Taking an architectural view of services

I’m 18 months into my research at Glamorgan Business School, and at last have reached the stage where I am doing real stuff, and collecting real feedback and data.  These case studies are being conducted at two different government departments, and I’ve plans for one or two more during this year.

I’ve developed an approach to evaluating service designs, using a service quality model, based on experience and models drawn from the software architecture community.  One feature of this work has been to give all evaluations a set of stakeholder perspectives.  This seems to be opening up a host of research opportunities far beyond the scope of my project.

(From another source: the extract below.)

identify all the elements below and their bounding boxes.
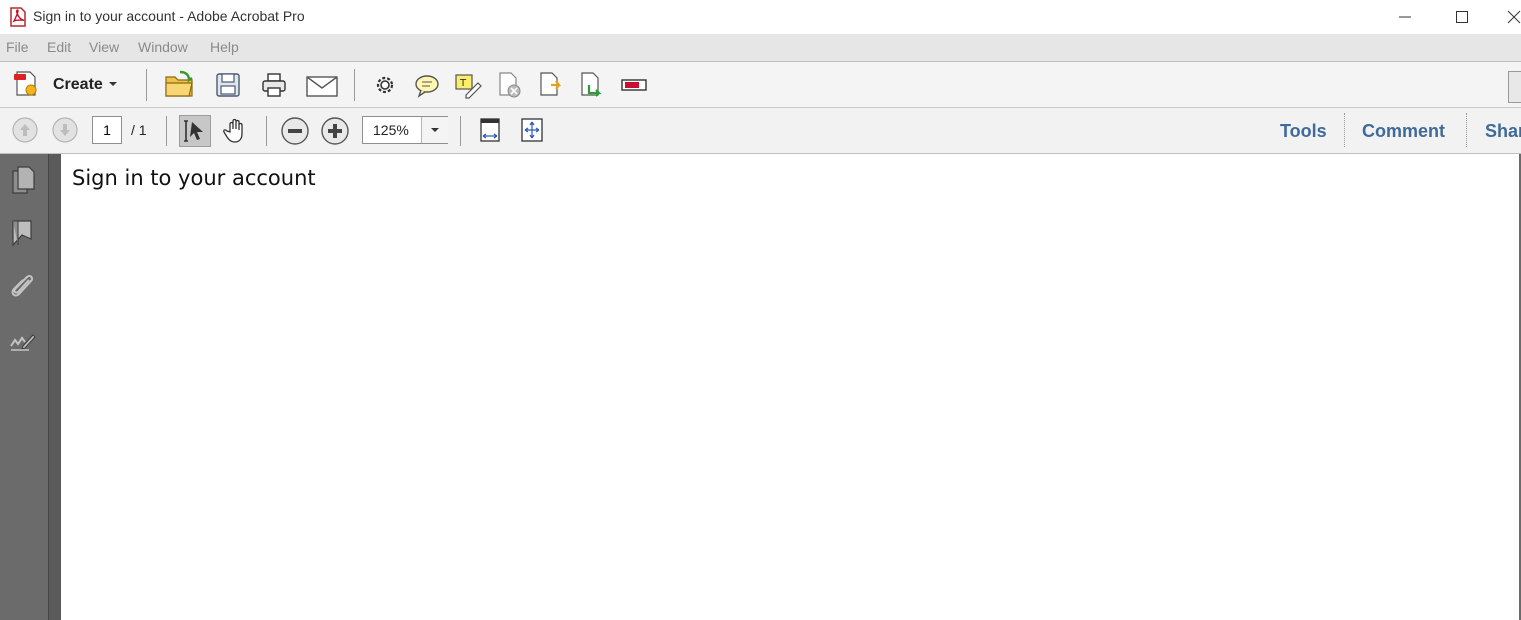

One of my case studies involves developing an improved public service, for which we have described 21 scenarios and identified 28 distinct stakeholders (which we have clustered into 12 groups).  Looking at each scenario from the perspective of each stakeholder group has produced a very rich and varied picture of the service, which can be viewed through the lens of a common service quality model.  This is more like a by-product of my method than an intended consequence, but the use of a common stable model opens up the possibility of benchmarking and classifying stakeholders according to their profile.

At the top level, the model breaks service quality into six characteristics: Functionality, Reliability, Usability, Efficiency, Maintainability, Adaptability.   We are now building profiles for these case study projects of different stakeholder groups – which ones care most about Efficiency, which ones are focused on Usability.  With enough data, I am sure we would find repeated patterns – no prizes for guessing what the finance department are most interested in. 

Will these vary by industry?  By type of service?  If the patterns are consistently repeated, can we use them to develop service design patterns, driving the quality of service design up, and the cost down?

I’ll be discussing these themes in my presentation at the Enterprise Architecture Conference Europe 2010 on 18th June.